The story is more coherent than Mama Mia, which has become a big success despite having a ridiculous premise and even less reason for the songs to be in the order they appear. Sgt Pepper was based on a stage production that I never heard of or saw, but the story and songs fit it better than many Broadway shows I’ve heard about or seen. The word “cheesy” comes to mind for a lot of reasons, the film when it is shot outside, never escapes the back-lot feel of a TV movie. The costumes are cheesy simply because the fashions of 1977/78 were in fact cheesy. This movie is an accurate time capsule of the way stylish people dressed then. The neon colors from the interiors and night scenes are gaudy,just like the Sunset Strip was in 1978. I have a picture of the strip that I took in the summer this movie came out, with a giant billboard promoting the Kiss Solo albums, and those album covers featured the same sort of glowing neon back-lighting that you get in many sections of this film. Sure the movie comes across as a commercial endeavor to sell music, and cash in on the heat of the artists in the movie. I don’t quite know why that makes it a bad film, simply because it is a good commercial.

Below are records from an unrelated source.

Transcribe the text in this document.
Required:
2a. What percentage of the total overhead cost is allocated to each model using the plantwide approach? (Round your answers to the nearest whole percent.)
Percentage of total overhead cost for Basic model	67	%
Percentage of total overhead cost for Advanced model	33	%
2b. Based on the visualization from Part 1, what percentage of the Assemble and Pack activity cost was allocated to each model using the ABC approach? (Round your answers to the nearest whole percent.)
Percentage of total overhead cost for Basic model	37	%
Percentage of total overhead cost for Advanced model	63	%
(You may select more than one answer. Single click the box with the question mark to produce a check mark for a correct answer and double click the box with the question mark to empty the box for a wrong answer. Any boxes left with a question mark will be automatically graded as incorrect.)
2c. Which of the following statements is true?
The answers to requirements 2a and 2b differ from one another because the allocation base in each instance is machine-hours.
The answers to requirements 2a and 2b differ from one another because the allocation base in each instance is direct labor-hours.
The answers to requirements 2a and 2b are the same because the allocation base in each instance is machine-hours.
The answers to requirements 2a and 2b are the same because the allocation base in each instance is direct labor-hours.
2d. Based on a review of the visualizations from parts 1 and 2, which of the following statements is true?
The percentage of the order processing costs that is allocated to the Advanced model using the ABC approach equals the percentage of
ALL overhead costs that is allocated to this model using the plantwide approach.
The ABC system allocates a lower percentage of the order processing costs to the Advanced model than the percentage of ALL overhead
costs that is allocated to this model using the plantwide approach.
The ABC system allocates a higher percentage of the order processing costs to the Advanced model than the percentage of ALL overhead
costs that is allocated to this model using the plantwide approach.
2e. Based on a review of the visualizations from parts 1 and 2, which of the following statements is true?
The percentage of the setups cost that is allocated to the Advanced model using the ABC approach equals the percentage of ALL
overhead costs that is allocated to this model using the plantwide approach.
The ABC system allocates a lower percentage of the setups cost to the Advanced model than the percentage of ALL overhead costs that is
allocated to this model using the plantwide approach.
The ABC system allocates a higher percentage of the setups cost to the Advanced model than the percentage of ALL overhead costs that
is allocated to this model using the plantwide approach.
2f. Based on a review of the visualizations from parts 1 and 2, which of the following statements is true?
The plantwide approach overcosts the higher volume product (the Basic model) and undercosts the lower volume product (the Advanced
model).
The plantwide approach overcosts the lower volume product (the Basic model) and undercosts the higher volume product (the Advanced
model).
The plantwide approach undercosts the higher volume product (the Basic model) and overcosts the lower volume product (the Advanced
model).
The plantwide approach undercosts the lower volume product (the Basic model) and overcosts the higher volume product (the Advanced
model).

If anyone wants to dump on the musical performances, I will point to three songs that were pop hits from the movie and show the quality of the work. Aerosmith does a sleazy version of Come Together, that used Steven Tyler’s voice very effectively. I will admit that as actors the band did not do much, but Tyler, a beanpole of a singer is supposed to have a death struggle with Frampton, who is equally slight. It wasn’t really supposed to be convincing. Earth, Wind and Fire are spared any acting scenes, they simply do a musical number at a benefit. Got to Get You Into My Life, is a funky seventies version of the Beatles tune, that really is adapted well to the talents of the group. The Bee Gees harmonies on all the songs they appear on are spot on. Each gets a chance to be featured on a song or two; but the standout is Robin Gibb’s smoking version of “Oh Darling”. There is minimal musical accompaniment during the whole recorded version, but in the film, he ends up singing nearly half the song a cappella. If you don’t like this, you don’t like music.
Dolores and I saw this opening day in July 1978, at the United Artist Theater in Westwood. We were expecting big crowds for the first show at noon, so we got there early and were the first in line. A line that ended up being about 20 people long. The theater was about half full by the time the show ran, and when we walked out and saw an even smaller line for the next show, it dawned on us that this was not going to be the next Star Wars cultural phenomena. We did have a couple copies of the soundtrack, and it was a pretty big success also, but they overprinted and it was in cutout bins for the next four years whenever we went into a record store. Dee and I were huge Bee Gees fans and enjoyed the movie a lot. This movie is a good time capsule for the late 70’s, you get shots of the L.A. area on Sunset that most of us had spent time hanging around, you get the sounds and colors of the era. You also get to see the fashion of the times, but I can assure you I never owned a pair of overalls in my life.